Pour revenir au XXIe siècle, il n'est pas difficile de retrouver ce discours chez André Ventura, et maintenant aussi au sein du gouvernement et du PSD, qui font tout leur possible pour détourner l'électorat qui fuit vers l'extrême droite.
Aujourd'hui, comme dans les années 1930 et peu après la Grande Dépression de 1929, la perte de crédibilité des démocraties libérales a ouvert la voie à des régimes autoritaires promettant ordre et solutions rapides : le fascisme en Italie, le nazisme en Allemagne, le franquisme en Espagne et le salazarisme au Portugal. La démocratie libérale s'est avérée incapable de répondre à la crise.

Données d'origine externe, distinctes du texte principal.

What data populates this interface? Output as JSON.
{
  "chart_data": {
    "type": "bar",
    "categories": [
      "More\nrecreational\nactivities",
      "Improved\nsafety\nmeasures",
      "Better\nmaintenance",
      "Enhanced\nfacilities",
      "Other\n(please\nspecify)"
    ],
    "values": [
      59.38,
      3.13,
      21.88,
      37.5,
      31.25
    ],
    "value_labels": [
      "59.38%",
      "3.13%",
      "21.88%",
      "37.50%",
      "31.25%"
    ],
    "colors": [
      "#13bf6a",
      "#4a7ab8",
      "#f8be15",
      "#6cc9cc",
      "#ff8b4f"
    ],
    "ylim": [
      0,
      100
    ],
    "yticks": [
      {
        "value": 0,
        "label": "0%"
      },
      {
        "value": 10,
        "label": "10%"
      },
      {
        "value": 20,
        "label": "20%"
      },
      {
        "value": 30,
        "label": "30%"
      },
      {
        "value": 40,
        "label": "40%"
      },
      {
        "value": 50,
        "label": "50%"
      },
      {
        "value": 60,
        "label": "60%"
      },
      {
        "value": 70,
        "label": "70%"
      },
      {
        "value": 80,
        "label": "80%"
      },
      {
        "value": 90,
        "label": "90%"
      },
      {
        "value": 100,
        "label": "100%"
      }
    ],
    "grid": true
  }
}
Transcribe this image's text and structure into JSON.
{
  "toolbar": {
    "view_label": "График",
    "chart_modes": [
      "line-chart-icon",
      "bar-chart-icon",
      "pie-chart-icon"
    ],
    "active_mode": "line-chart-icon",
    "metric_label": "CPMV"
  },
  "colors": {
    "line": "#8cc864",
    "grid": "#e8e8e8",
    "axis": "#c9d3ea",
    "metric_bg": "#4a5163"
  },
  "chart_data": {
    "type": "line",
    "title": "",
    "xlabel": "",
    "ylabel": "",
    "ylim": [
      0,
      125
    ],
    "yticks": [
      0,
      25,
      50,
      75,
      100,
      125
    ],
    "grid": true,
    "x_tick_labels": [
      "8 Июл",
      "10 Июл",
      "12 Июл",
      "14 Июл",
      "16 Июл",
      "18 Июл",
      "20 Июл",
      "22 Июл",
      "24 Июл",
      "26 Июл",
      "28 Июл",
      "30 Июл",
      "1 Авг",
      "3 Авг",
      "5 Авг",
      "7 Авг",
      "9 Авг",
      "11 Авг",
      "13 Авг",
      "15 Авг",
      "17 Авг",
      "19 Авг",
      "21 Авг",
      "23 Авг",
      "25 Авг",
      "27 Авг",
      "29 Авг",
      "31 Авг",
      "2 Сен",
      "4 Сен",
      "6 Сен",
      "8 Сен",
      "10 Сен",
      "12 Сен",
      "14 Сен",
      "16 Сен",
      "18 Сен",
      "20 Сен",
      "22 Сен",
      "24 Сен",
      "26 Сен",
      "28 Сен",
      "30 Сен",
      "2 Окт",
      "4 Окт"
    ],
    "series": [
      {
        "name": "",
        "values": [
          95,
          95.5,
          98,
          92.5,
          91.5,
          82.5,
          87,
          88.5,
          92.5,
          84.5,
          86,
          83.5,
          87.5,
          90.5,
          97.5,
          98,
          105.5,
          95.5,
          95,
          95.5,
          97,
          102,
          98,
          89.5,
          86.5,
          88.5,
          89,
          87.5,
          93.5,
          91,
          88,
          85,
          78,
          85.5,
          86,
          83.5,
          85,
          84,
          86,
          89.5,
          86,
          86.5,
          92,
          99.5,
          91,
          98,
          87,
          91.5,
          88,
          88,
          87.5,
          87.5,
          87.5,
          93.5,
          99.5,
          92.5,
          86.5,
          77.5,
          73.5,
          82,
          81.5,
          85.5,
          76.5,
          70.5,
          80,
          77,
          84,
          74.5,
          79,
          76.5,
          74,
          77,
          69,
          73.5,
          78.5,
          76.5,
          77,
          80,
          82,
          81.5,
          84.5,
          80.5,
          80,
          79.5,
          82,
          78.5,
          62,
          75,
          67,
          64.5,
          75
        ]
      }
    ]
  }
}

Le désenchantement et l'insécurité existentielle n'ont été surpassés que par la Seconde Guerre mondiale, qui a débuté en Europe et s'est propagée au monde entier. Auparavant, Winston Churchill était le seul à dénoncer le danger que représentait Hitler, à une époque où l'aristocratie anglaise – à laquelle il appartenait lui-même – prenait le thé avec le régime nazi.
Et c’est là que nous retrouvons le candidat à la présidence, Henrique Gouveia e Melo, et un discours qui s’est radicalisé en réponse au discours radical d’un autre candidat : André Ventura.
Le contexte n'est pas le même, mais on perçoit des échos de la crise des années 1930 : inégalités et précarité croissantes, méfiance envers les institutions démocratiques et sentiment que les gouvernements et les partis traditionnels sont déconnectés des citoyens. Tout cela ouvre la voie au populisme, qui promet de « redonner le pouvoir au peuple ». Et il est clair que, parmi tous les dirigeants actuels, Ventura est celui qui comprend le mieux – ou exploite le mieux – la frustration populaire.
Voici venu le temps des élections présidentielles. Et c'est dans ce contexte qu'il faut combattre André Ventura. Gouveia e Melo, « l'Amiral », s'est avancé sans crainte des mots.